Bagi Agus Nur Amal, menjadi seorang pendongeng atau penutur hikayat membutuhkan disiplin diri untuk berkarya. Laki-laki 50 tahun yang dikenal dengan nama panggung PM Toh itu menganggap disiplin dirilah yang membuatnya bertahan menjadi pencerita selama hampir tiga dekade. "Kalau dulu olah vokal sambil berenang, sekarang setiap pagi jalan kaki. Intinya, harus disiplin sama diri sendiri," kata Agus kepada Tempo, Kamis lalu.
Menjadi pembawa hikayat, bagi Agus, adalah sebuah ibadah. Kuliah di Jurusan Seni Pertunjukan Institut Kesenian Jakarta membuatnya berpikir hal apa yang bisa dimanfaatkan untuk profesi setelah lulus. Sampailah dia pada hikayat. "Saat itu hikayat hanya dinikmati sekelompok kecil masyarakat," ujar seniman kelahiran Sabang, Aceh, itu. Berbekal ilmu seni pertunjukan, dia pun membawa hikayat menjadi cerita yang modern. Tak jarang ia menggunakan cara berhikayat untuk memperkenalkan sains dan teknologi.
Agus mengumpulkan barang-barang bekas, seperti sandal jepit yang dijadikan mainan mobil atau sepeda motor, sebagai alat peraga dalam bercerita. Dengan gaya seperti itu, ia bermain di berbagai tema cerita. Pada 1990-an, Agus menggarap cerita bertema politik yang represif ala Orde Baru. "Pohon Beringin Orde Baru" adalah salah satu kisahnya saat itu. Setelah datang masa reformasi, dia meninggalkan cerita politik dan mulai kembali menggarap cerita Nusantara.
Tidak hanya cerita Nusantara, Agus juga menggarap cerita-cerita tentang ilmu pengetahuan, kisah tokoh pejuang, hingga orang-orang yang berpengaruh dalam sejarah. "Saya bisa diterima oleh semua golongan dan elite. Ketika bercerita, saya menggunakan istilah yang ramah dan memainkan benda-benda yang dipersonifikasikan," kata dia.

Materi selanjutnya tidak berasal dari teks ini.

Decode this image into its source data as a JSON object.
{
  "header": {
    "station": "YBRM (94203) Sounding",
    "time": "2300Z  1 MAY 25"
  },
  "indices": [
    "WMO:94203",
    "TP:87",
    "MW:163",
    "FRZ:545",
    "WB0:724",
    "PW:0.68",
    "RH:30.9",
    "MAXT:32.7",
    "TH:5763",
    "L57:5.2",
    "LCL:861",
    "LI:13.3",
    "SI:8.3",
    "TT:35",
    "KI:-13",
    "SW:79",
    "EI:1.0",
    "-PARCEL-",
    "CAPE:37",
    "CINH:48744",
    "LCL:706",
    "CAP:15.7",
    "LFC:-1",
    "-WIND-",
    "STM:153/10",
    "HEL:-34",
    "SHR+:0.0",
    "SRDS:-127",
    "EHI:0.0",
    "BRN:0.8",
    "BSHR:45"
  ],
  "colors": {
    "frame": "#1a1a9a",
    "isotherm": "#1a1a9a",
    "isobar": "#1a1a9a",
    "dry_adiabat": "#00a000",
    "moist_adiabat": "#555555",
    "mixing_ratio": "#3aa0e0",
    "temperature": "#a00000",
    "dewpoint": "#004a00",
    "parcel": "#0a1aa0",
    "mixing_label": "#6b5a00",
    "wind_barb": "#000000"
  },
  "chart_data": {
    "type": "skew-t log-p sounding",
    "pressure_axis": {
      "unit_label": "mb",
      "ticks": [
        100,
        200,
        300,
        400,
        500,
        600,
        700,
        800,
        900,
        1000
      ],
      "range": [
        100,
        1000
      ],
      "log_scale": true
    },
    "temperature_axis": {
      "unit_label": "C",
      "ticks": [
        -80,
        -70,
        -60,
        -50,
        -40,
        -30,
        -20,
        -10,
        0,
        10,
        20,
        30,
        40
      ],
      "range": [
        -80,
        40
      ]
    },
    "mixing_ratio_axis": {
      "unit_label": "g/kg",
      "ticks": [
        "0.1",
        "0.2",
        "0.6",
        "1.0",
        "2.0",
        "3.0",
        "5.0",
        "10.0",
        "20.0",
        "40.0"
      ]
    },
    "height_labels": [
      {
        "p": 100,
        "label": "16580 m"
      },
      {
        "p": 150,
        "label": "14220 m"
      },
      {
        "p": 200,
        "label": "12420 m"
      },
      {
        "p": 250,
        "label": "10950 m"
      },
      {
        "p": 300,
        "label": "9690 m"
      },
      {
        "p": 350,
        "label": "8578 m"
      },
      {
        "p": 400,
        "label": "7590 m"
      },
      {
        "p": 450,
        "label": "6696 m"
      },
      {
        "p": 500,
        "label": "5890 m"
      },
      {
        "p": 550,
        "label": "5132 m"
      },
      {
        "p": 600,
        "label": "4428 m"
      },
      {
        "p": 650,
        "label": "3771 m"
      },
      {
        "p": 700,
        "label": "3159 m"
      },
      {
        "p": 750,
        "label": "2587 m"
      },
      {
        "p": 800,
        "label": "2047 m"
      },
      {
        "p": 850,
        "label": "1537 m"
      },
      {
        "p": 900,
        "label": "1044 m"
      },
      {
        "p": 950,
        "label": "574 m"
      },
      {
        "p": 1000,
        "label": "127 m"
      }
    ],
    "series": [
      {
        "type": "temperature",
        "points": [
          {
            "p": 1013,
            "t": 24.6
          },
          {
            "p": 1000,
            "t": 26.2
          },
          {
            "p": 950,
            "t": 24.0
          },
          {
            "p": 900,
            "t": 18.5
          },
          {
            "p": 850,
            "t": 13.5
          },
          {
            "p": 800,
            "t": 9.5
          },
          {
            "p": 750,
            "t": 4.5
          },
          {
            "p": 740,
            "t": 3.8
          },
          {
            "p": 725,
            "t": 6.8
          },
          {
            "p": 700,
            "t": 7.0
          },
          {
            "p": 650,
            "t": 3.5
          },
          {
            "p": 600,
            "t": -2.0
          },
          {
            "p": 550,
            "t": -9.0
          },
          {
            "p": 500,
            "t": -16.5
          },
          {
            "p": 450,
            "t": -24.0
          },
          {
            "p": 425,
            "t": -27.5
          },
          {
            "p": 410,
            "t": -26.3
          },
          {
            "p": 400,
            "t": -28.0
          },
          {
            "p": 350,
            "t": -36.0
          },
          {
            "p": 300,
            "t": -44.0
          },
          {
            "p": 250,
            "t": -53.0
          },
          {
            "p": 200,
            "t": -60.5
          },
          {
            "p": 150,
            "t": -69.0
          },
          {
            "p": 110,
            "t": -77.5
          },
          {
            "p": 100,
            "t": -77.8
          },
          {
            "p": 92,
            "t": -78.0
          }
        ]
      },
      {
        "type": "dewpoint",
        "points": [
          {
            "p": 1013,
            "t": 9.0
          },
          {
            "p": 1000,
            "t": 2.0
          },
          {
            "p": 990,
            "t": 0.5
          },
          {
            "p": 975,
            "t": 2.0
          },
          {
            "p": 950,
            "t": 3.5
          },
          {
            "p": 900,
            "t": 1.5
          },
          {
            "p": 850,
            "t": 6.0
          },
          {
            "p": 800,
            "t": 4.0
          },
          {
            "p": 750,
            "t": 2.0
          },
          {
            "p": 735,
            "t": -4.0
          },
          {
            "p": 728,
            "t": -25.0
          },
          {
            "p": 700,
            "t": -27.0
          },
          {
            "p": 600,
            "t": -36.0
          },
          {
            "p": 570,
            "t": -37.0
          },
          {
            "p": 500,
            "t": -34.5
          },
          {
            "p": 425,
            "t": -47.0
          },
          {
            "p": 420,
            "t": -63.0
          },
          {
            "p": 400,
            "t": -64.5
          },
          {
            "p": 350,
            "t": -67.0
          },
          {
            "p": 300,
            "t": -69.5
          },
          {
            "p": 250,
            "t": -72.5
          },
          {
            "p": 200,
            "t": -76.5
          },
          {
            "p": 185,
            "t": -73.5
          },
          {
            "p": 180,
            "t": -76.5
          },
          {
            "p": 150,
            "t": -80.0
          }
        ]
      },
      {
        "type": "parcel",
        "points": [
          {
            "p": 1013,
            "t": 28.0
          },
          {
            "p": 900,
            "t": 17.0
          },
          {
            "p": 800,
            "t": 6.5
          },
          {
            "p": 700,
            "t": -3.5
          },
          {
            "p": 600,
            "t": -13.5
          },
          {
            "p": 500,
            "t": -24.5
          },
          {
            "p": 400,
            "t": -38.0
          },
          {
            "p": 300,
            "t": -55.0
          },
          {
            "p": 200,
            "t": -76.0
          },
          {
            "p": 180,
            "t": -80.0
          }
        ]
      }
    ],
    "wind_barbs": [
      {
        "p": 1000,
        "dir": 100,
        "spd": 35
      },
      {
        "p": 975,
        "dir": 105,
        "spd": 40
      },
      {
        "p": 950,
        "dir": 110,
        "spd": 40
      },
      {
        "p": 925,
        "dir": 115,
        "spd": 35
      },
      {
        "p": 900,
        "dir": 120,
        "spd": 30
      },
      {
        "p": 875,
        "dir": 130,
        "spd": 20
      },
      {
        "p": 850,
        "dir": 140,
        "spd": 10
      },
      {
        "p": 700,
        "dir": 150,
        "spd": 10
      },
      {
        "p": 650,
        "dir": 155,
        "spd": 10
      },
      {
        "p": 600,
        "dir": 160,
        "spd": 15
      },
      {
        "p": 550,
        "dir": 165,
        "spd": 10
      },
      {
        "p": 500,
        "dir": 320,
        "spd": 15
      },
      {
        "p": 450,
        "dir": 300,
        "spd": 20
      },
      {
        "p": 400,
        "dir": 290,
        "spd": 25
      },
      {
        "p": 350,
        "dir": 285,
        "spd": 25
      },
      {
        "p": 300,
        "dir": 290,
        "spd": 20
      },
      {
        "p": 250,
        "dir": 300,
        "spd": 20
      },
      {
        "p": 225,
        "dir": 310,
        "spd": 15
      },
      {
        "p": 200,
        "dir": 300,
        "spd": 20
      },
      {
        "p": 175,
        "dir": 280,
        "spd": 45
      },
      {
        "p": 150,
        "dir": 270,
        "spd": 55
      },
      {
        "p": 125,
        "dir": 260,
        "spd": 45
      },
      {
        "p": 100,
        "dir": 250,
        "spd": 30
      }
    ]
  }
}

Dengan cakupan semakin luas, dia pun butuh cara untuk menjaga fisiknya tetap prima saat bercerita. Berbagai cara bercerita sudah ada dalam pikirannya ketika memulai kariernya dengan menggelar pertunjukan keliling. Latihan vokal, latihan fisik, dan menjaga pola makan adalah kunci. "Saya minum air kelapa seminggu sekali, dan sekarang masih melakukan hal yang sama."

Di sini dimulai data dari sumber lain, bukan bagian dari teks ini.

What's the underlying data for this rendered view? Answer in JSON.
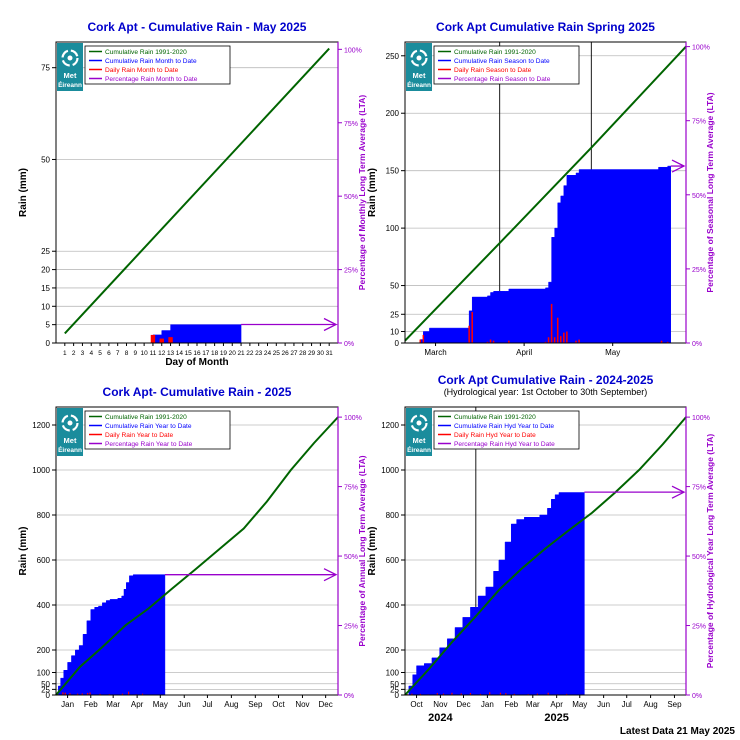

Andi Yudha Asfandiyar, pendongeng asal Kota Bandung, Jawa Barat, pun mafhum kondisi fisik ketika bercerita menjadi poin utama. Laki-laki yang punya gaya bercerita dengan menggunakan ilustrasi gambar, gerak, dan ekspresi wajah ini menjaga asupan nutrisi dan menghindari makanan seperti gorengan sebagai salah satu caranya berdisiplin. "Suara kalau serak itu bisa mengubah karakter dongengnya," kata lulusan Desain Grafis Institut Teknologi Bandung ini.

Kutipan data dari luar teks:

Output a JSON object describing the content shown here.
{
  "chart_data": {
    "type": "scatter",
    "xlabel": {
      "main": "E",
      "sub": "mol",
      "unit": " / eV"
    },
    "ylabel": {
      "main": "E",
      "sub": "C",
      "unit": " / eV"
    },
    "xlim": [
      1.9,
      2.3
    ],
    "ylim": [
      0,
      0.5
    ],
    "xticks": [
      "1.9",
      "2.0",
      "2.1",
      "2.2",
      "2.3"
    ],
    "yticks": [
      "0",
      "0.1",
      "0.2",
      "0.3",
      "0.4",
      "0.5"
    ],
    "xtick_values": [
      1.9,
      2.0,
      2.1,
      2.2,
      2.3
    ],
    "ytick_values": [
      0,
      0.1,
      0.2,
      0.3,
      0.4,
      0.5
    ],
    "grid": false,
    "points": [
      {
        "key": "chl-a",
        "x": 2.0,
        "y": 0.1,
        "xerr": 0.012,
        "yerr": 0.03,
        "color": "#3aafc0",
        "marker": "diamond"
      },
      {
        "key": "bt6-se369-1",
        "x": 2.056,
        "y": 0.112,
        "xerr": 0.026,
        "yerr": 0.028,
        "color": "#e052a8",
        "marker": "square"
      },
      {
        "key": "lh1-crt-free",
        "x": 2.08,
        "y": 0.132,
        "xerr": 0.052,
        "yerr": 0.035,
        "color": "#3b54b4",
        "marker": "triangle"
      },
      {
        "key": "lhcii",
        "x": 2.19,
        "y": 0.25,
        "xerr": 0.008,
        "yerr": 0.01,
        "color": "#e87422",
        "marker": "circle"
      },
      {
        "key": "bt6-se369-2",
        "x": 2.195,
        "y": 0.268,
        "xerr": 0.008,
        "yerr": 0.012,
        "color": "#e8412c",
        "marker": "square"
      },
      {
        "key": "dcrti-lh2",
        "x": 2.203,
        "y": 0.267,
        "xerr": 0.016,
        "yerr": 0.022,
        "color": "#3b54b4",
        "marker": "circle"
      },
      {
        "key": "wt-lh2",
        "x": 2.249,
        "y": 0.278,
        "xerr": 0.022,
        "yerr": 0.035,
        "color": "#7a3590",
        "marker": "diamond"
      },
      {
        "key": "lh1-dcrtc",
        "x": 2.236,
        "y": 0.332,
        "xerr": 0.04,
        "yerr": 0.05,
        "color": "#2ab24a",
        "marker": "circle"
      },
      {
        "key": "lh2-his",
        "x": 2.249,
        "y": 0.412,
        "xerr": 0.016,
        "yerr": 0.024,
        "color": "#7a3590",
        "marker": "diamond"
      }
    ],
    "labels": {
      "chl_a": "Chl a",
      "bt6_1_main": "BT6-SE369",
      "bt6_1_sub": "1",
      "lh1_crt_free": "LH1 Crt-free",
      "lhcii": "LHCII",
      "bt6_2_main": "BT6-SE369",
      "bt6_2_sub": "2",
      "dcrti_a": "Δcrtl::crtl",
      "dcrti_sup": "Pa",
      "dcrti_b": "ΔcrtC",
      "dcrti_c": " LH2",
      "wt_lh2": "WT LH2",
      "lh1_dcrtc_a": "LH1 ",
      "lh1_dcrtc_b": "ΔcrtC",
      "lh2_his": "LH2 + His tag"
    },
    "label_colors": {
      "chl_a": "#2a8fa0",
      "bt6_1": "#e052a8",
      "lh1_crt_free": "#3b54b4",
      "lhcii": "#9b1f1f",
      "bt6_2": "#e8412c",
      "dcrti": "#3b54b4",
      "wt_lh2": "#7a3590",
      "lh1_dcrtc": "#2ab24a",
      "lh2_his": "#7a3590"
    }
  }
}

Selain strategi menjaga stamina, Andi selalu siap dengan atributnya, seperti buku gambar besar, spidol, dan boneka tangan bernama Mio. Hal lain, ketika tampil, dia hadir setidaknya satu jam sebelum pentas. Ia ingin berusaha menguasai panggung dan penonton dengan memastikan aspek teknis, seperti sistem suara dan tata letak panggung. "Saya juga biasa menyiapkan beberapa cerita untuk cadangan. Termasuk untuk kemungkinan di atas panggung yang seringnya di luar dugaan," ujar dia.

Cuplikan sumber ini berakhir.